The US and EU, and others, have indicated that they intend to “remove certain Russian banks from the SWIFT messaging system”. But what is SWIFT and how might the US and EU seek to flip the SWIFT switch, turning off Russian access to it?
What is SWIFT?
SWIFT (formerly the Society for Worldwide Interbank Financial Telecommunications) is not a clearing institution; it does not hold or transfer funds itself. Rather, it is the provider of the principle messaging systems used by financial institutions all over the world to communicate with each other securely. Businesses all over the world will be familiar with the concept of “the swift” – the message from a bank that confirms that a payment has been sent / received. SWIFT’s services are therefore critical to the functioning of the international financial system and it facilitates millions of secure financial transactions every day that underpin modern international trade. SWIFT claims that so far in 2022 it has been responsible 1,261 million secure messages between financial institutions.
SWIFT is a cooperative that is owned by its member financial institutions, including US financial institutions. It is based in Belgium.
How could the sanctions work?
The short answer is that this will depend upon the specific legislation introduced. However, there is a historical precedent for sanctions that seek to prevent certain financial institutions using SWIFT which goes back to 2012 when the EU and US acted in concert to cut off Iranian banks from SWIFT.
Being an EU domiciled entity, SWIFT was subject to the EU’s Iran sanctions regulations. The sanctions that the EU introduced to cut off Iran from SWIFT were to prohibit the provision of services: Regulation 267/2012 did not specifically refer to SWIFT but prohibited the supply of “specialised financial messaging services, which are used to exchange financial data” to Iranian financial institutions identified specifically in the regulation – which were most of Iran’s major banks. The inability of those Iranian banks to access the critical communication system used by the rest of the world’s financial institutions ultimately prevented them from servicing any international trade. This had far reaching extra-territorial application because by targeting the services provided by SWIFT to its users around the world it in theory shut Iranian banks off from mainstream banking services all over the globe.
Despite being domiciled in Belgium, the US had its own long arm sanctions that in theory could have affected SWIFT’s operations if the EU had not also legislated as it did. The US passed legislation that targeted the provision of specialised financial messaging services to certain Iranian financial instructions, irrespective of whether the provider of the messaging services was a US person or not. Although these so called “secondary sanctions” would not have technically exposed non-US persons to fines or criminal penalties, they would still have exposed them to the risk of “denial of access” style penalties – in extremis, the risk of being denied access to the US financial system and the dollar economy.
Was targeting SWIFT critical to sanctions against Iran?

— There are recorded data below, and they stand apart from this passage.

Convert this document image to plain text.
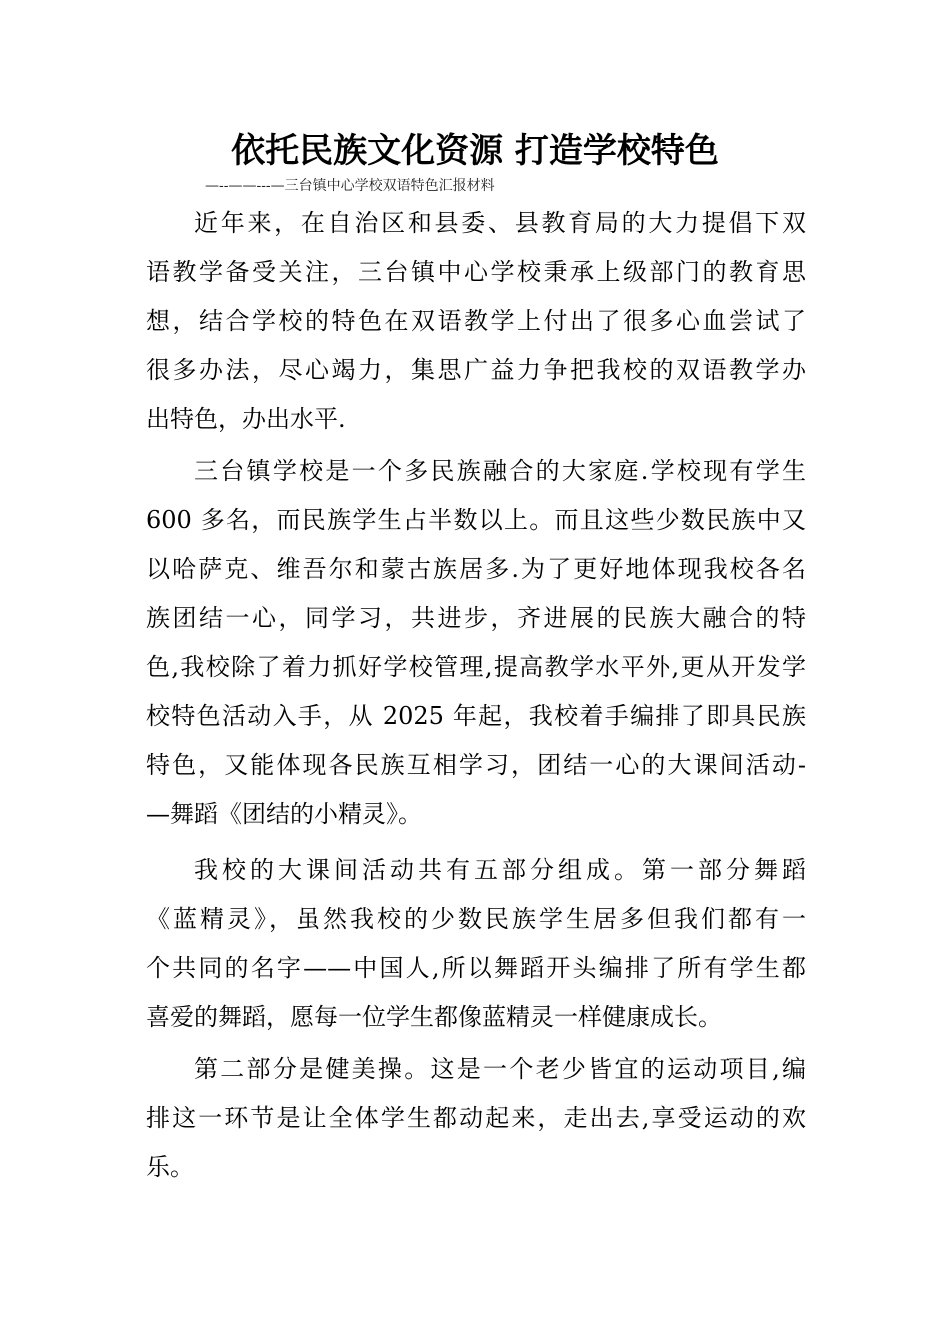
依托民族文化资源 打造学校特色
—--——---—三台镇中心学校双语特色汇报材料
近年来，在自治区和县委、县教育局的大力提倡下双
语教学备受关注，三台镇中心学校秉承上级部门的教育思
想，结合学校的特色在双语教学上付出了很多心血尝试了
很多办法，尽心竭力，集思广益力争把我校的双语教学办
出特色，办出水平.
三台镇学校是一个多民族融合的大家庭.学校现有学生
600 多名，而民族学生占半数以上。而且这些少数民族中又
以哈萨克、维吾尔和蒙古族居多.为了更好地体现我校各名
族团结一心，同学习，共进步，齐进展的民族大融合的特
色,我校除了着力抓好学校管理,提高教学水平外,更从开发学
校特色活动入手，从 2025 年起，我校着手编排了即具民族
特色，又能体现各民族互相学习，团结一心的大课间活动-
—舞蹈《团结的小精灵》。
我校的大课间活动共有五部分组成。第一部分舞蹈
《蓝精灵》，虽然我校的少数民族学生居多但我们都有一
个共同的名字——中国人,所以舞蹈开头编排了所有学生都
喜爱的舞蹈，愿每一位学生都像蓝精灵一样健康成长。
第二部分是健美操。这是一个老少皆宜的运动项目,编
排这一环节是让全体学生都动起来，走出去,享受运动的欢
乐。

But the EU and US restrictions on the provision of financial messaging services were only part of a broader array of sanctions against Iran’s financial system. These included EU sanctions preventing the transfer of funds to any Iranian person without prior authorisation, and designations of key Iranian financial institutions for asset freezes. Those EU asset freeze obligations alone would have restricted the provision of services generally (including financial messaging services) to the targeted Iranian banks without any further legislation. It would also have prevented EU banks from dealing with the designated Iranian banks, even if they had been able to communicate with them through SWIFT.
For its part, the US also designated key Iranian financial institutions as SDNs which brought with it secondary sanctions consequences non-US persons dealing with Iranian banks including the Iranian central bank. And perhaps the most far reaching consequences of the sanctions were the de-risking exercise carried out by many financial institutions in all parts of the world who sought to limit their exposure to Iranian business by imposing onerous restrictions on customers’ accounts or, in extremis, “sacking” customers with exposures to Iranian business. This was driven by a mixture of concerns about the cost and difficulty of ongoing compliance as well as pressure from US correspondent banks who threatened the withdrawal of dollar clearing services to overseas banks with higher risk customers. It is notable that even in the brief interregnum of the JCPOA (pre-Trump withdrawal), when both EU sanctions and US sanctions offered simultaneous relief to Iranian banks and access to SWIFT, few European banks actually supported fund transfers to and from Iran.
For the moment, it will be necessary to see how the legislation threatened by the EU, UK and others works in practice. There is speculation that there may be carve outs to allow SWIFT to be used for certain trades / transactions (perhaps energy related). It is also important to remember that sanctions which restrict some Russian banks’ access to SWIFT will not prevent banks in the EU or elsewhere servicing non sanctioned Russian companies generally. Absent any other relevant restrictions, such transfers of funds would be lawful. But the Iranian experience suggests that ultimately the risk appetite of financial institutions may play as much of a role as any specific sanctions targeting SWIFT.